PROF. Antoine van Oijen
"We are revolutionising diagnostic approaches to detect disease".
The molecular machines of life under the magnifying glass
All living organisms are made up of cells, who themselves consist of a variety of biological molecules, such as proteins, DNA and lipids. The organisation and housekeeping of a cell is controlled by proteins, little machines that coordinate thousands of specialised tasks at the microscopic level. What seemed to be science fiction a few decades ago has become reality: using powerful microscopes with lasers and ultrasensitive cameras we are now able to visualise individual proteins and watch them do their various jobs. In this talk, Professor van Oijen will describe how we use these so-called ‘single-molecule’ techniques to visualise one of the processes fundamental to life: the copying of DNA. These tools are rapidly revolutionising diagnostic approaches to detect disease.

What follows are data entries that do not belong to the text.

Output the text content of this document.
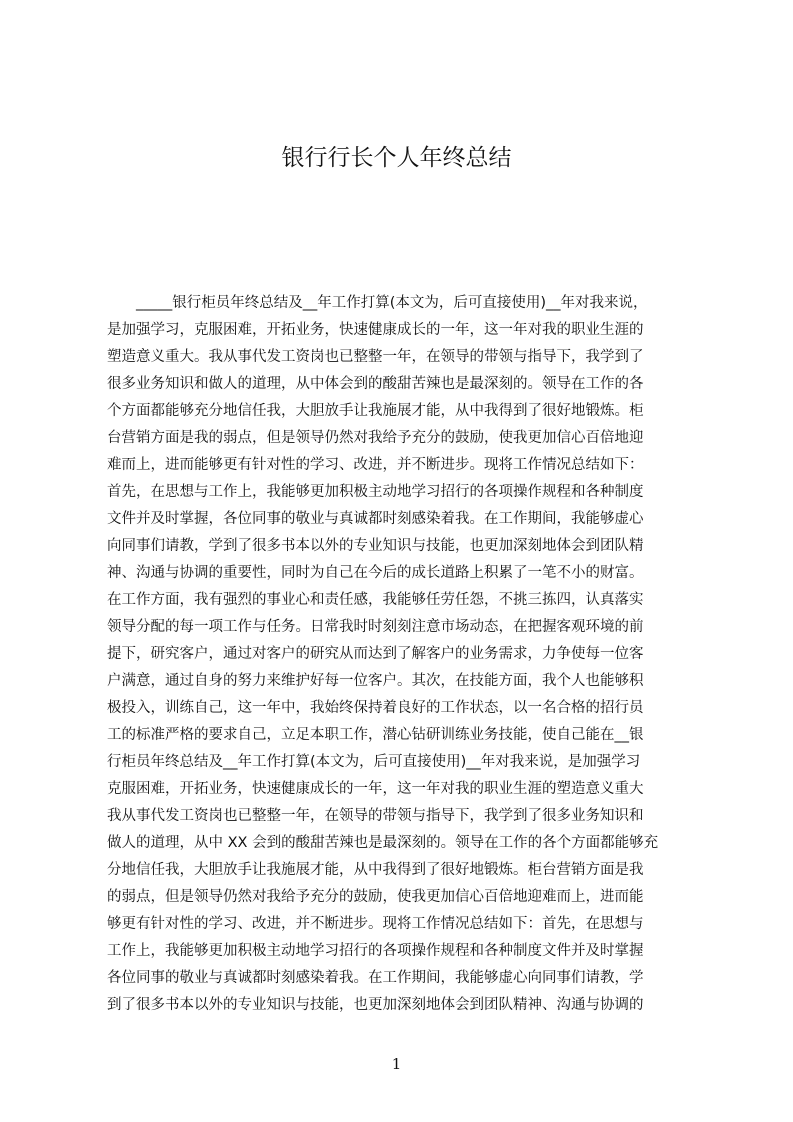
银行行长个人年终总结
　　_____银行柜员年终总结及__年工作打算(本文为，后可直接使用)__年对我来说，
是加强学习，克服困难，开拓业务，快速健康成长的一年，这一年对我的职业生涯的
塑造意义重大。我从事代发工资岗也已整整一年，在领导的带领与指导下，我学到了
很多业务知识和做人的道理，从中体会到的酸甜苦辣也是最深刻的。领导在工作的各
个方面都能够充分地信任我，大胆放手让我施展才能，从中我得到了很好地锻炼。柜
台营销方面是我的弱点，但是领导仍然对我给予充分的鼓励，使我更加信心百倍地迎
难而上，进而能够更有针对性的学习、改进，并不断进步。现将工作情况总结如下：
首先，在思想与工作上，我能够更加积极主动地学习招行的各项操作规程和各种制度
文件并及时掌握，各位同事的敬业与真诚都时刻感染着我。在工作期间，我能够虚心
向同事们请教，学到了很多书本以外的专业知识与技能，也更加深刻地体会到团队精
神、沟通与协调的重要性，同时为自己在今后的成长道路上积累了一笔不小的财富。
在工作方面，我有强烈的事业心和责任感，我能够任劳任怨，不挑三拣四，认真落实
领导分配的每一项工作与任务。日常我时时刻刻注意市场动态，在把握客观环境的前
提下，研究客户，通过对客户的研究从而达到了解客户的业务需求，力争使每一位客
户满意，通过自身的努力来维护好每一位客户。其次，在技能方面，我个人也能够积
极投入，训练自己，这一年中，我始终保持着良好的工作状态，以一名合格的招行员
工的标准严格的要求自己，立足本职工作，潜心钻研训练业务技能，使自己能在__银
行柜员年终总结及__年工作打算(本文为，后可直接使用)__年对我来说，是加强学习
克服困难，开拓业务，快速健康成长的一年，这一年对我的职业生涯的塑造意义重大
我从事代发工资岗也已整整一年，在领导的带领与指导下，我学到了很多业务知识和
做人的道理，从中 XX 会到的酸甜苦辣也是最深刻的。领导在工作的各个方面都能够充
分地信任我，大胆放手让我施展才能，从中我得到了很好地锻炼。柜台营销方面是我
的弱点，但是领导仍然对我给予充分的鼓励，使我更加信心百倍地迎难而上，进而能
够更有针对性的学习、改进，并不断进步。现将工作情况总结如下：首先，在思想与
工作上，我能够更加积极主动地学习招行的各项操作规程和各种制度文件并及时掌握
各位同事的敬业与真诚都时刻感染着我。在工作期间，我能够虚心向同事们请教，学
到了很多书本以外的专业知识与技能，也更加深刻地体会到团队精神、沟通与协调的
1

Antoine van Oijen obtained his BSc and PhD degrees in the Netherlands, where he was trained as a physicist. A growing fascination for biology resulted in him moving to the USA and establishing a research group at Harvard Medical School. Subsequently, he was appointed as full professor at Groningen University in the Netherlands where he established a thriving biophysics research program focused on the development of single-molecule visualization techniques and their applications in basic and applied science. Recently, he moved to the UOW and was awarded a prestigious Laureate Fellowship by the Australian Research Council to further develop biophysical approaches to visualize the molecular processes that define life.